While the conservatives dominate the radio waves for the most part, when it comes to disseminating the message to the general population, the liberals have a much broader and more effective marketing campaign.
Great post.
I loved how Democrats excoriated hedge fund managers...but it is the hedge fund managers who are most likely to lean Democrat. John Edwrds is a hedge fund manager. Chelsey Clinton works for a hedge fund.
But Republicans are most associated with Wall Street because people, rightly for the most part, associate Republicans with free market principles. But Wall Street isn't a free market. It is, and has been for a very long time, highly regulated. Much of it good and necessary regulation, some of it bad, counterproductive and destructive.
The more government meddles in the marketplace, the more they pick winners and losers instead of letting success and failure in the marketplace decide, then the more corruption will exist in the market.

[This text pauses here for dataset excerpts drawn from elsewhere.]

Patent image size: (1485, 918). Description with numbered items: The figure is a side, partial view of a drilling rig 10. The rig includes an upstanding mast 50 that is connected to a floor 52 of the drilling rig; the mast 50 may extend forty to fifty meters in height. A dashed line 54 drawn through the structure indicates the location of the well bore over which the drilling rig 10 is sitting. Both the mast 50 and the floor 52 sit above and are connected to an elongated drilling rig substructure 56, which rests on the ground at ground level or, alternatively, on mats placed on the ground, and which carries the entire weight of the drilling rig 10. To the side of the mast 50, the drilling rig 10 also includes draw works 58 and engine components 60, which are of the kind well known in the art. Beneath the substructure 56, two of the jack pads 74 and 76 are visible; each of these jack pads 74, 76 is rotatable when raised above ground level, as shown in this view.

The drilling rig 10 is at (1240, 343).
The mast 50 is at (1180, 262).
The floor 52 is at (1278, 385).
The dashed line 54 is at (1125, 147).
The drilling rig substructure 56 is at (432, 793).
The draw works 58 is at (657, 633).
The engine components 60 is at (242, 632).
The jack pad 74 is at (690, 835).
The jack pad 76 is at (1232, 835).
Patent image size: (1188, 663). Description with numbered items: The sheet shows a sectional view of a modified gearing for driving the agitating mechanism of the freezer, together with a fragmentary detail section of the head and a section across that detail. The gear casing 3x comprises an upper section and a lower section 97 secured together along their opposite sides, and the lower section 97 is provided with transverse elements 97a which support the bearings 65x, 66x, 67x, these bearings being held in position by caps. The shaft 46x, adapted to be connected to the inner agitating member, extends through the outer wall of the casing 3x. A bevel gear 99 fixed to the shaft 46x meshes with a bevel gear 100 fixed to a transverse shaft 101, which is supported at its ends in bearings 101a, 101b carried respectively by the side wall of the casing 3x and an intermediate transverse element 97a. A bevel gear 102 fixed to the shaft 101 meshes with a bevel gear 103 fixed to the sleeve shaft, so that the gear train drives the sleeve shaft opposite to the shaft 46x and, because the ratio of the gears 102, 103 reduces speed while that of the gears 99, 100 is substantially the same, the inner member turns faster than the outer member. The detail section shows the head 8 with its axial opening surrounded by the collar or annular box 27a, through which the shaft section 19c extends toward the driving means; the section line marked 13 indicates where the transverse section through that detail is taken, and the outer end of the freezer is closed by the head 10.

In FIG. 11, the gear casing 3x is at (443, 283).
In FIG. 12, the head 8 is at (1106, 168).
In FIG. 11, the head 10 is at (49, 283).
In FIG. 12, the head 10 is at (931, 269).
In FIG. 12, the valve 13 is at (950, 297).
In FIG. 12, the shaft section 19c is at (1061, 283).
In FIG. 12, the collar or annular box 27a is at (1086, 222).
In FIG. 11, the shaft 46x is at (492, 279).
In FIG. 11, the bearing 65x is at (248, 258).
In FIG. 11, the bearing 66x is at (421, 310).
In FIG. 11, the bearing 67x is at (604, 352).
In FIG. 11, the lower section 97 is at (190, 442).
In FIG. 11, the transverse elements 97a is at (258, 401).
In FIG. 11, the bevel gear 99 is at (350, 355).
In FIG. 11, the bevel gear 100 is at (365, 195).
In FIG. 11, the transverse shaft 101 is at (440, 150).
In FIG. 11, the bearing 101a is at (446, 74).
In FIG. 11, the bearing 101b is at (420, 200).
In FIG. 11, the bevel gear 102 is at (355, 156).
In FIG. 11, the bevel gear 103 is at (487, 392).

When government picks winners and losers, as Democrats are now by deciding "green" technology will win and others will lose, by bailing out this industry, while letting that one fail, then that means greasing the right palms to make sure government picks you as a winner.
When the marketplace (the people) picks winners and losers, as it should, that means providing products and services that people want better than your competitors is what determines who wins and who loses.
Democrats have been increasingly using the courts, and congress to pick winners and losers for some time now. Now that they control congress and the White House the practice is in hyper-drive. The markets will become even more corrupt as a result.
Companies now have to compete, NOT by providing goods and services that people want at a price they are willing to pay, but by making sure to get on Democrats good side.
For example, the American people want to buy incandescent light bulbs and they have rejected the compact florescents. They simply haven't been selling despite the relentless preaching everyone has heard about them in the media.
But light bulb companies WANT to get people to buy compact florescents anyway, not because they are good for the environment (they actually contain mercury and must be disposed of like hazardous waste) but because regular light bulbs are so cheap that the light bulb companies will make a much higher profit margin on the compact florescents.
Democrats passed, a law in 2007 that will ban all regular incandescent light bulbs within a few years. And unfortunately Bush signed it because it was part of some larger bill. And guess who wrote the bill? Philips, GE and other light bulb companies.
The more power government has to interfere in the market place in this fashion, the more corrupt and the more Democrat Wall St will become.